L'enfant maltraité
Michel MANCIAUX, Éditions Fleurus Psycho-Pédagogie, 1993, 696 p.
La mobilisation autour de l'enfance maltraité, est une chose relativement récente, La première, enquête sur le sujet date de 1975. En 1979, est fondée l'AFIREM (Association Française d'Information et de Recherche sur l'Enfance Maltraitée). En 1982, le congrès de l'International Society For Prévention of Child Abuse and Neglect se tient à Paris. La même année parait, sous la direction de Pierre Straus, la première édition de L'enfant maltraité.

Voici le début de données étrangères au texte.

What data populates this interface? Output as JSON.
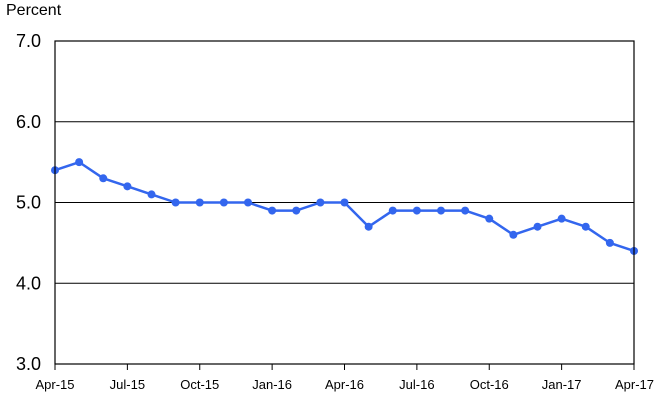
{
  "chart_data": {
    "type": "line",
    "title": "",
    "xlabel": "",
    "ylabel": "Percent",
    "ylim": [
      3.0,
      7.0
    ],
    "yticks": [
      "3.0",
      "4.0",
      "5.0",
      "6.0",
      "7.0"
    ],
    "xtick_labels": [
      "Apr-15",
      "Jul-15",
      "Oct-15",
      "Jan-16",
      "Apr-16",
      "Jul-16",
      "Oct-16",
      "Jan-17",
      "Apr-17"
    ],
    "grid": "horizontal",
    "x": [
      "Apr-15",
      "May-15",
      "Jun-15",
      "Jul-15",
      "Aug-15",
      "Sep-15",
      "Oct-15",
      "Nov-15",
      "Dec-15",
      "Jan-16",
      "Feb-16",
      "Mar-16",
      "Apr-16",
      "May-16",
      "Jun-16",
      "Jul-16",
      "Aug-16",
      "Sep-16",
      "Oct-16",
      "Nov-16",
      "Dec-16",
      "Jan-17",
      "Feb-17",
      "Mar-17",
      "Apr-17"
    ],
    "series": [
      {
        "name": "",
        "color": "#3366ee",
        "values": [
          5.4,
          5.5,
          5.3,
          5.2,
          5.1,
          5.0,
          5.0,
          5.0,
          5.0,
          4.9,
          4.9,
          5.0,
          5.0,
          4.7,
          4.9,
          4.9,
          4.9,
          4.9,
          4.8,
          4.6,
          4.7,
          4.8,
          4.7,
          4.5,
          4.4
        ]
      }
    ]
  }
}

Onze ans après, Pierre Straus ayant disparu, ce sont ses collaborateurs qui ont repris le flambeau et mené à bien la réédition -réactualisée et refondue- de ce volumineux ouvrage de prés de 700 pages. C'est une véritable encyclopédie à laquelle ont collaboré 17 auteurs venus de tous les horizons (pédiatrie, université, justice, service social, psychiatrie...) et qui, dans une judicieuse pluridisciplinarité, ont mis en commun leurs compétences respectives pour nous apporter une somme considérable de données, analyses et idées-forces dont le point commun est la recherche de la meilleure réponse a l'appel à l'aide des enfants privés d'enfance.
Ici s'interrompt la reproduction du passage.